Bien sûr ça n'est pas grave, d'ailleurs rien n'est grave. Au mois de juin 2012, trois mensuels français – enfin disons, les trois mensuels français consacrés à l'art contemporain – choisissent sans se concerter la même image pour la couverture de leur édition du mois. Trois fois Betty (1977) de Gerhard Richter. Pas un mauvais tableau, hein, d'ailleurs, mais quand même. Ah ! La violente fascination exercée par Richter ! Il faut dire que de longue date le Centre Georges Pompidou n'avait pas accueilli une exposition à ce niveau d'ambitions. Trois couvertures identiques, donc, symptôme parfait non pas tant de l'uniformisation de cette presse que de ses façons de faire. On travaille avec les images de presse, la « bonne » couverture s'impose d'elle-même puisque tout le monde a à peu près la même perception des choses. Vision terrible d'un renoncement à être singulier, preuve tangible de la volonté d'être conforme.
Qui nous conforte dans la décision prise de longue date, à Frog, de ne pas utiliser les images de presse, de produire nos propres images. Accessoirement des images avec des gens.

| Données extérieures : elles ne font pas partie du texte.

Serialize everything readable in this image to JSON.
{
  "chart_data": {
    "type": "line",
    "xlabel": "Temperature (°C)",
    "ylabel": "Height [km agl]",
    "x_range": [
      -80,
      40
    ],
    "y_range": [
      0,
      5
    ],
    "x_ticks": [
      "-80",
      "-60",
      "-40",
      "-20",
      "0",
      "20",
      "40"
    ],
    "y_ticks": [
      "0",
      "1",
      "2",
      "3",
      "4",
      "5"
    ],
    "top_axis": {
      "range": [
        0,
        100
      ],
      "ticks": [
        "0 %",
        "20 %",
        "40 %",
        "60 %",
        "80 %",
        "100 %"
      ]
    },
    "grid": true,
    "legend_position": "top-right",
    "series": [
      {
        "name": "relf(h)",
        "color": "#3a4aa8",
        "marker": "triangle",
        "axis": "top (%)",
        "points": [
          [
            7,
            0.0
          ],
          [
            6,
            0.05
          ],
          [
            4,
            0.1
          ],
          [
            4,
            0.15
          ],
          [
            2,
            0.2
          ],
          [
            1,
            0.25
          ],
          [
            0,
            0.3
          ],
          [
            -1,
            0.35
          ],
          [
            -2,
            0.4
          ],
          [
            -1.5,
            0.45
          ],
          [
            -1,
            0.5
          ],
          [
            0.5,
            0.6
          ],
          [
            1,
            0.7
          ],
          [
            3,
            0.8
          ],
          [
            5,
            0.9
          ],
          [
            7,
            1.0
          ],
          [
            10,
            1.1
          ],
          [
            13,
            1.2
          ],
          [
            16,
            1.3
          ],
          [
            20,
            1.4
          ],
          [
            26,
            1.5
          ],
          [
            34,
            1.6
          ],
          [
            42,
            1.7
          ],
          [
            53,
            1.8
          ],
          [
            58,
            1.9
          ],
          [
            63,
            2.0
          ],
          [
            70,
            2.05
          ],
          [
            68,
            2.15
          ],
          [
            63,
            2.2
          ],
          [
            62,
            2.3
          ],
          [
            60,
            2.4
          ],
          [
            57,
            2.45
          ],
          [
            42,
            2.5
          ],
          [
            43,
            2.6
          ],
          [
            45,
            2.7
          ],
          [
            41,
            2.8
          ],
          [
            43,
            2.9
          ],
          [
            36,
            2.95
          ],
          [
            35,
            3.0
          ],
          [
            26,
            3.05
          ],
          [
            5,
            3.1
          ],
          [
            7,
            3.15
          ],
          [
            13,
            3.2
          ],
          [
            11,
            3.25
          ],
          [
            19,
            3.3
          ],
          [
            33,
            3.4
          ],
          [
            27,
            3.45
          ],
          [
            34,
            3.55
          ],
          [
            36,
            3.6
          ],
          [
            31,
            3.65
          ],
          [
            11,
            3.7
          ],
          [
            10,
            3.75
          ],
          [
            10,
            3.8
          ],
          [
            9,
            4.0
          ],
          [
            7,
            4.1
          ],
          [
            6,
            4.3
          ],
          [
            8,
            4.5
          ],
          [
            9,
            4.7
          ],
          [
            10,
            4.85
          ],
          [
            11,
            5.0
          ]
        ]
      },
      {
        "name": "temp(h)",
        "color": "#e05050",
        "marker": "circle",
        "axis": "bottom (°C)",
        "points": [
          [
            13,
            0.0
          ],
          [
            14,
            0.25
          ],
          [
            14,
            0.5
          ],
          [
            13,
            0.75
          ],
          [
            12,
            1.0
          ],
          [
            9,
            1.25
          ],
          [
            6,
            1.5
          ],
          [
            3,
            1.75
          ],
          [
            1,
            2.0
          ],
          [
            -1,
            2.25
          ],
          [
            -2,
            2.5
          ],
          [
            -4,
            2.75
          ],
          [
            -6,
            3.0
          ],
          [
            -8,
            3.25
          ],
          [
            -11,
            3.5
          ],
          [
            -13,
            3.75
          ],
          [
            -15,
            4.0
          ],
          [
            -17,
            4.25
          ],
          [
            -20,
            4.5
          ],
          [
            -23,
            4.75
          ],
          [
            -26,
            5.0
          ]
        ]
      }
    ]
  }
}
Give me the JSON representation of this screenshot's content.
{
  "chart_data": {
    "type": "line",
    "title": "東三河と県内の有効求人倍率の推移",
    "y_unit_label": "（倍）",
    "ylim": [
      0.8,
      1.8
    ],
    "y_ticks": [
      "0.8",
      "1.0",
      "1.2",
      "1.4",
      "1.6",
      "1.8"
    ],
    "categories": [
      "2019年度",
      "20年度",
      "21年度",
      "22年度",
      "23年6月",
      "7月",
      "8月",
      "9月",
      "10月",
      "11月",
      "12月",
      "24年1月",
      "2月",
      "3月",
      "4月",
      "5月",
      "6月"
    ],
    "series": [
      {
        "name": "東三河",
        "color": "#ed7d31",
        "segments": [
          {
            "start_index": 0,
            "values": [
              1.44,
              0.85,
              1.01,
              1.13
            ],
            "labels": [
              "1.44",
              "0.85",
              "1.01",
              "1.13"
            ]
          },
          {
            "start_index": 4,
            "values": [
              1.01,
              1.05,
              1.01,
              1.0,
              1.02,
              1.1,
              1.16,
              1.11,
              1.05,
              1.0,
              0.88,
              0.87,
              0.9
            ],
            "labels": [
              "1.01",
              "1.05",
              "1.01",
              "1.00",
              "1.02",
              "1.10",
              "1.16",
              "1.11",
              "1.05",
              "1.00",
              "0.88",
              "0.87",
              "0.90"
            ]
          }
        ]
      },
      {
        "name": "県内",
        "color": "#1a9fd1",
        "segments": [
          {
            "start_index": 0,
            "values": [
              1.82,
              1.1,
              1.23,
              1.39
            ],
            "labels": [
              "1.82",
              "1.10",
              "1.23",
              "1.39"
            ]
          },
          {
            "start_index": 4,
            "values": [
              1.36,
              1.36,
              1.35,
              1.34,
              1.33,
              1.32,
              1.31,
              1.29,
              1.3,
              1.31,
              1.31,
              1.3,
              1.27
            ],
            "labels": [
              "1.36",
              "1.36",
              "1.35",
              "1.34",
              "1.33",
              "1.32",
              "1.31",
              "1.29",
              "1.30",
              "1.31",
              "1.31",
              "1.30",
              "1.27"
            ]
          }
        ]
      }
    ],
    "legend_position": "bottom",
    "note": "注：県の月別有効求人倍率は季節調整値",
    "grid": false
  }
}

Et dedans, quoi ? A l'exception notoire de Art Press, où Catherine Millet parle avec Robert Storr, Beaux-Arts Magazine et Arts Magazine (les titres aussi sont farouchement similaires) publient ce qu'aujourd'hui on trouve sans problème sur internet, une sorte de notice wikipedia mollement améliorée, le genre de texte qui serait tout à fait à sa place dans un magazine de mode, pour donner les premières informations, mais qui étonne dans des magazines d'art. Celui dans Arts Magazine n'est même pas signé, il s'est probablement généré seul.
Qui nous conforte dans la décision prise de longue date, à Frog, de faire parler les auteurs à la première personne du singulier, à raconter une expérience plutôt qu'à « professorer ».

Et puis il y a l'actualité, ce démon, qui veut que le magazine paraisse en même temps que l'exposition, donc les textes précèdent l'exposition. On écrit sur ce que l'on ne voit pas, et ainsi aucun avis n'est à produire.
Qui nous conforte dans la décision prise de longue date, à Frog, de parler après les expositions, longtemps après s'il le faut, mais d'en penser quelque chose.